Vivos Therapeutics, Inc. announced that it has been granted 510(k) clearance from the U.S. Food and Drug Administration (FDA) for treating severe obstructive sleep apnea (OSA) in adults using the Vivos? removable CARE (Complete Airway Repositioning and/or Expansion) oral appliances. Vivos?

CARE appliances include the flagship DNA oral appliance, the mRNA oral appliance and the mmRNA oral appliance. As a result of this FDA clearance, Vivos becomes the first company ever to have approved and bring to market a clear alternative treatment to CPAP or surgical neurostimulation implants for patients with severe OSA. This latest clearance comes just eleven months after the FDA granted Vivos 510(k) clearance for the DNA oral appliance to treat mild-to-moderate OSA, and represents the first time the FDA has ever granted an oral appliance a clearance to treat moderate and severe OSA in adults, 18 years of age and older along with positive airway pressure (PAP) and/or myofunctional therapy, as needed.

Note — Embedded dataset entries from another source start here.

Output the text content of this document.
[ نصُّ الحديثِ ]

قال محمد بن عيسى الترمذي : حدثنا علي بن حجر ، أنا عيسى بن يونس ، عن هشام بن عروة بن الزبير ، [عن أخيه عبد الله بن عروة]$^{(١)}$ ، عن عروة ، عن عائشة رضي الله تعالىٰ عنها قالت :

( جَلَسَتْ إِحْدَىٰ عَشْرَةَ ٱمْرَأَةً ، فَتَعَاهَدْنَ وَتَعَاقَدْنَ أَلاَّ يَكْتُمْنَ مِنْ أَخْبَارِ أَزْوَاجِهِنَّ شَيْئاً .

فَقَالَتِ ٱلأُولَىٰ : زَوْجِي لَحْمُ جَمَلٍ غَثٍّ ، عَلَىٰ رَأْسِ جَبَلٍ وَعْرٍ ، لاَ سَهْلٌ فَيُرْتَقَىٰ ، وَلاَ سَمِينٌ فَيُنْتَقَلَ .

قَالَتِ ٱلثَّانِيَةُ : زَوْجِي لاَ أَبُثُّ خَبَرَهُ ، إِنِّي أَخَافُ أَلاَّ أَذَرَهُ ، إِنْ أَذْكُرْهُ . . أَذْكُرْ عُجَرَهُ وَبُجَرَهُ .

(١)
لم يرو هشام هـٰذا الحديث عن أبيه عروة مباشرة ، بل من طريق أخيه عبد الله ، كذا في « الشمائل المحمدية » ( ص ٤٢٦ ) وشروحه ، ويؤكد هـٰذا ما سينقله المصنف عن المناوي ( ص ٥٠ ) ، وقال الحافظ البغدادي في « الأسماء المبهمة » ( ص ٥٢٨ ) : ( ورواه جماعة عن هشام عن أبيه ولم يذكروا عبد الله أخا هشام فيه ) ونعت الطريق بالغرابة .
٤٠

The statistically significant data submitted to the FDA from 73 severe OSA patients showed that 80% of patients experienced an improvement of at least 1 classification or at least a 50% improvement in the Apnea Hypopnea Index (AHI), and 97% of patients improved or stayed the same. Average treatment time was just 9.7 months. Treatment results with severe sleep apnea patients were actually better than with mild and moderate patients.

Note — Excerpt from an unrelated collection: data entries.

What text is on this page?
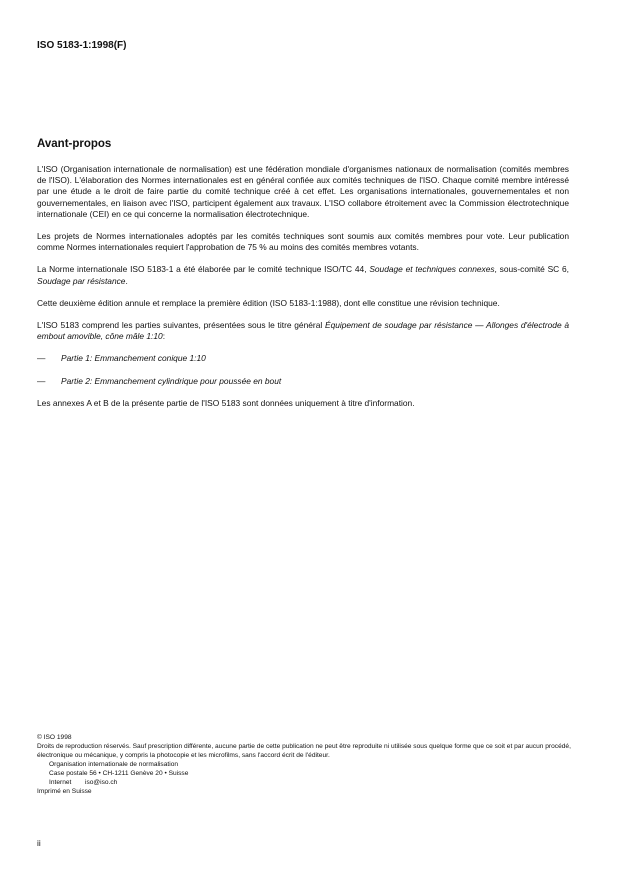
ISO 5183-1:1998(F)
Avant-propos

L'ISO (Organisation internationale de normalisation) est une fédération mondiale d'organismes nationaux de normalisation (comités membres de l'ISO). L'élaboration des Normes internationales est en général confiée aux comités techniques de l'ISO. Chaque comité membre intéressé par une étude a le droit de faire partie du comité technique créé à cet effet. Les organisations internationales, gouvernementales et non gouvernementales, en liaison avec l'ISO, participent également aux travaux. L'ISO collabore étroitement avec la Commission électrotechnique internationale (CEI) en ce qui concerne la normalisation électrotechnique.

Les projets de Normes internationales adoptés par les comités techniques sont soumis aux comités membres pour vote. Leur publication comme Normes internationales requiert l'approbation de 75 % au moins des comités membres votants.

La Norme internationale ISO 5183-1 a été élaborée par le comité technique ISO/TC 44, Soudage et techniques connexes, sous-comité SC 6, Soudage par résistance.

Cette deuxième édition annule et remplace la première édition (ISO 5183-1:1988), dont elle constitue une révision technique.

L'ISO 5183 comprend les parties suivantes, présentées sous le titre général Équipement de soudage par résistance — Allonges d'électrode à embout amovible, cône mâle 1:10:

—	Partie 1: Emmanchement conique 1:10
—	Partie 2: Emmanchement cylindrique pour poussée en bout

Les annexes A et B de la présente partie de l'ISO 5183 sont données uniquement à titre d'information.

© ISO 1998
Droits de reproduction réservés. Sauf prescription différente, aucune partie de cette publication ne peut être reproduite ni utilisée sous quelque forme que ce soit et par aucun procédé, électronique ou mécanique, y compris la photocopie et les microfilms, sans l'accord écrit de l'éditeur.
Organisation internationale de normalisation
Case postale 56 • CH-1211 Genève 20 • Suisse
Internet iso@iso.ch
Imprimé en Suisse
ii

All pre- and post-treatment testing was conducted with no device in the mouth. Unlike all other oral appliances on the market, Vivos? proprietary CARE appliances gradually reposition the hard and soft tissues that define the airway, thereby opening it up and optimizing its function and flow.

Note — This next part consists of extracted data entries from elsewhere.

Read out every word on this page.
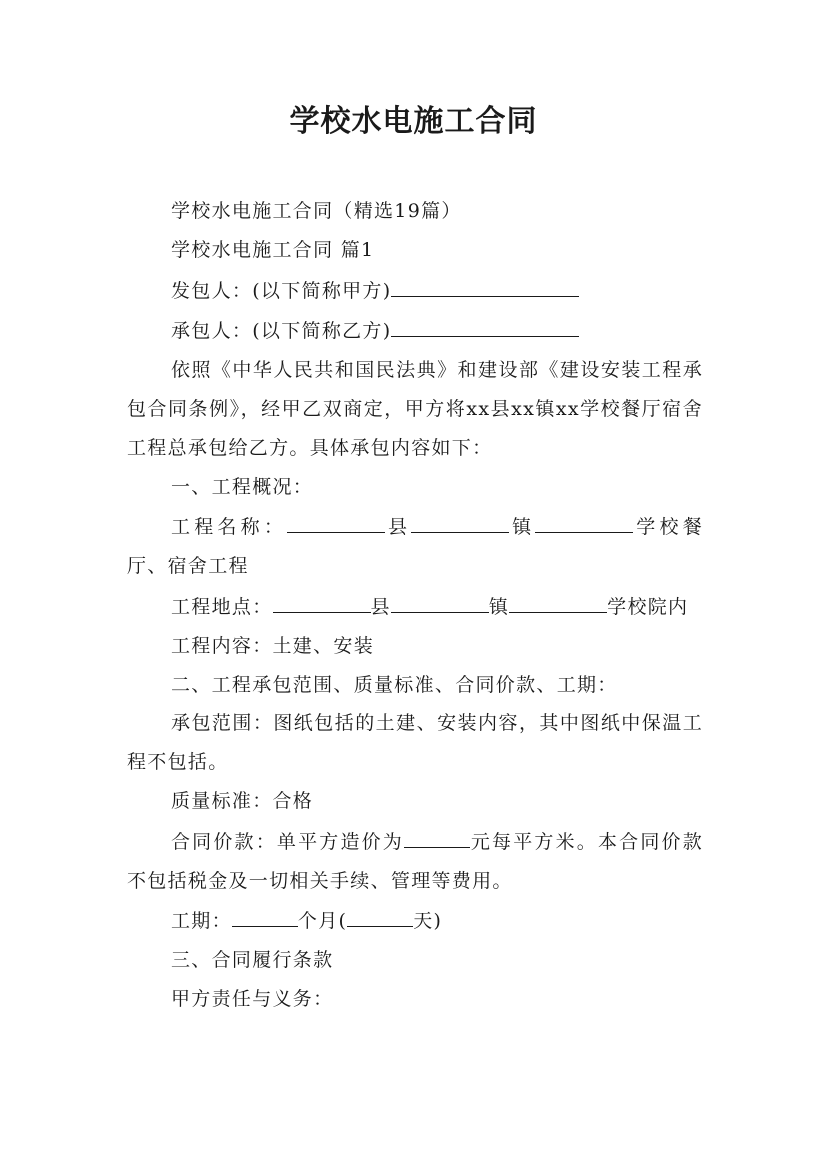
学校水电施工合同

学校水电施工合同（精选19篇）

学校水电施工合同 篇1

发包人：(以下简称甲方)

承包人：(以下简称乙方)

依照《中华人民共和国民法典》和建设部《建设安装工程承包合同条例》，经甲乙双商定，甲方将xx县xx镇xx学校餐厅宿舍工程总承包给乙方。具体承包内容如下：

一、工程概况：

工程名称：	县	镇	学校餐厅、宿舍工程

工程地点：	县	镇	学校院内

工程内容：土建、安装

二、工程承包范围、质量标准、合同价款、工期：

承包范围：图纸包括的土建、安装内容，其中图纸中保温工程不包括。

质量标准：合格

合同价款：单平方造价为	元每平方米。本合同价款不包括税金及一切相关手续、管理等费用。

工期：	个月(	天)

三、合同履行条款

甲方责任与义务：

In a separate peer reviewed study published in the Journal of Sleep Medicine in 2022, 1 out of 4 Vivos patients experienced a complete resolution of their OSA symptoms. Vivos believes its products represent the first time that an effective resolution of OSA has been clearly demonstrated over a limited treatment time, unlike the lifetime intervention required for CPAP or surgical neurostimulation implants. No persistent safety issues were found in any patient cohort published or submitted to date, although some patients required aligners following treatment.